In this sequel, we examine how these risks have advanced and assess how prepared India is to brave them.

 

The chinks are showing already.

 

Since the start of 2018, foreign investors in India have fled debt and equities. Trade deficit has swelled and precipitated a fall in the rupee. All this, tangoing with the trend in other emerging markets.  The impact of external shocks depends on their magnitude and the economy’s ability to face it. While the oil price shock is a known devil with perceptible impact on current account deficit (CAD) and inflation, we are still struggling to get a hold on the other two, which do not have much precedence.

 

The most prominent and inevitable risk of these shocks is on CAD and its financing. Since India is a net importer of oil, higher oil prices straightaway fuel the merchandise trade deficit. Besides, the trade wars (by pulling exports and/or pushing up the import bill) could widen the non-oil trade deficit which is already at levels higher than in fiscal 2013, when the CAD was at its peak.

 

The rupee inevitably gets swept by the next wave of risks. If CAD were to balloon, the rupee would face depreciation pressure.

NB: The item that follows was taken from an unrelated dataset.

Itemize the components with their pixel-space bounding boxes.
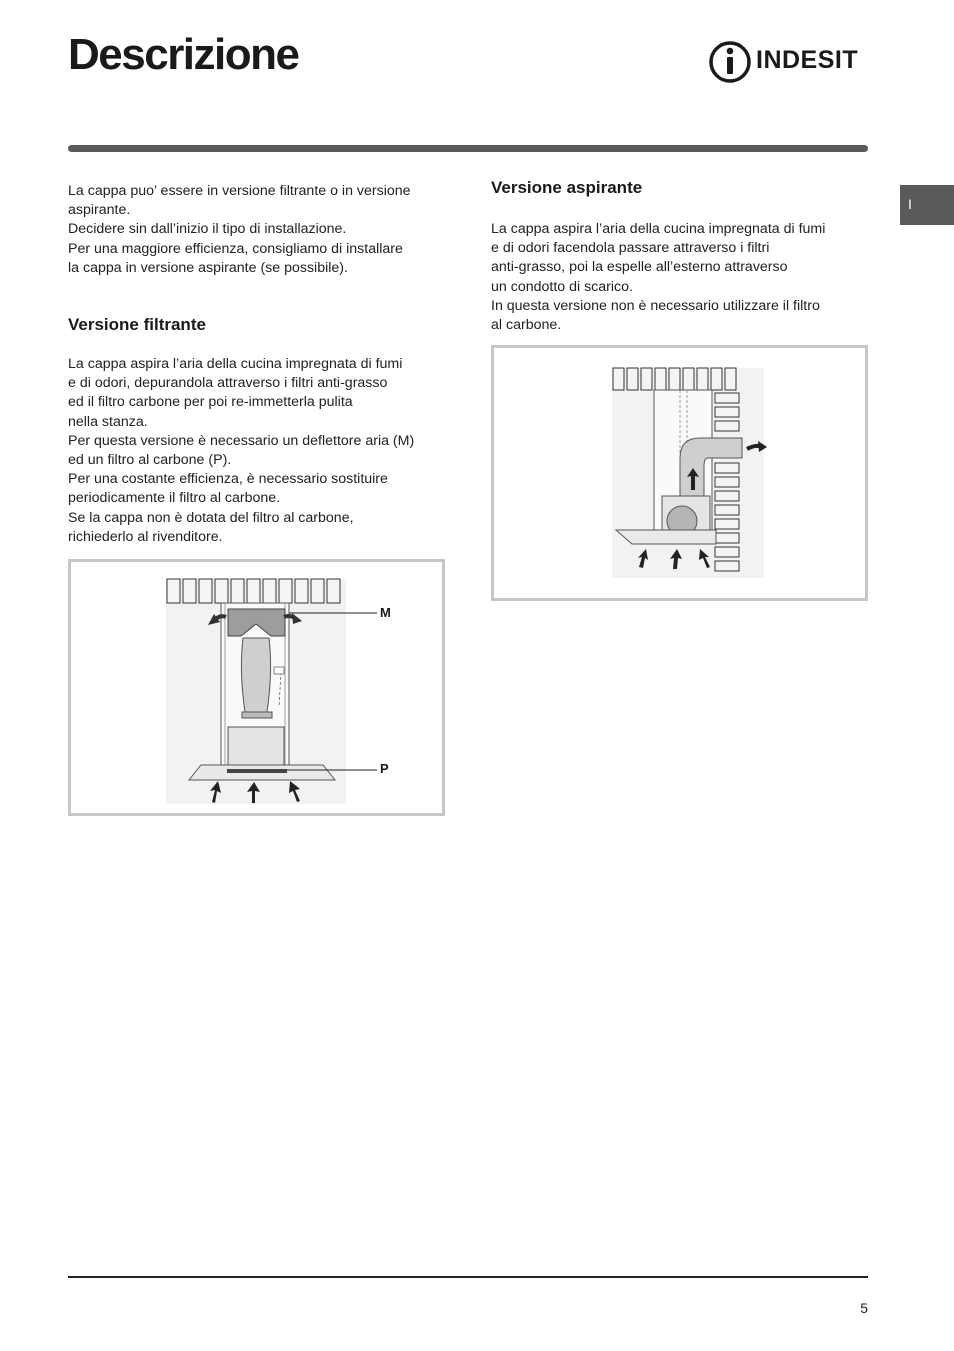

To boot, it could display high volatility given the triangulation effect of elevated crude oil prices, trade wars, and increased dollar demand, while monetary policy normalisation in advanced economies could stoke capital outflows from India. However, we expect the rupee to stabilise towards the end of this fiscal to average 67 per dollar in March 2019 compared with 65 in March 2018.

 

Consumer price index (CPI) inflation has been witnessing some pressure from rising crude oil prices but the pass through is still incomplete. We’ll have to wait and watch how second-round effects enter headline inflation in coming months.

 

Overall, gauging the impact of these shocks is not very straightforward as these transmit through multiple channels, and over an extended period of time. Besides, most of these shocks are evolving, which makes it all the more difficult to decipher how they will pan out.

 

Though most of India’s macro parameters have seen some strain lately, they also appear resilient when compared with the 2013 ‘taper tantrum’, and in better shape than other emerging markets to negotiate the latest onslaught of global risks.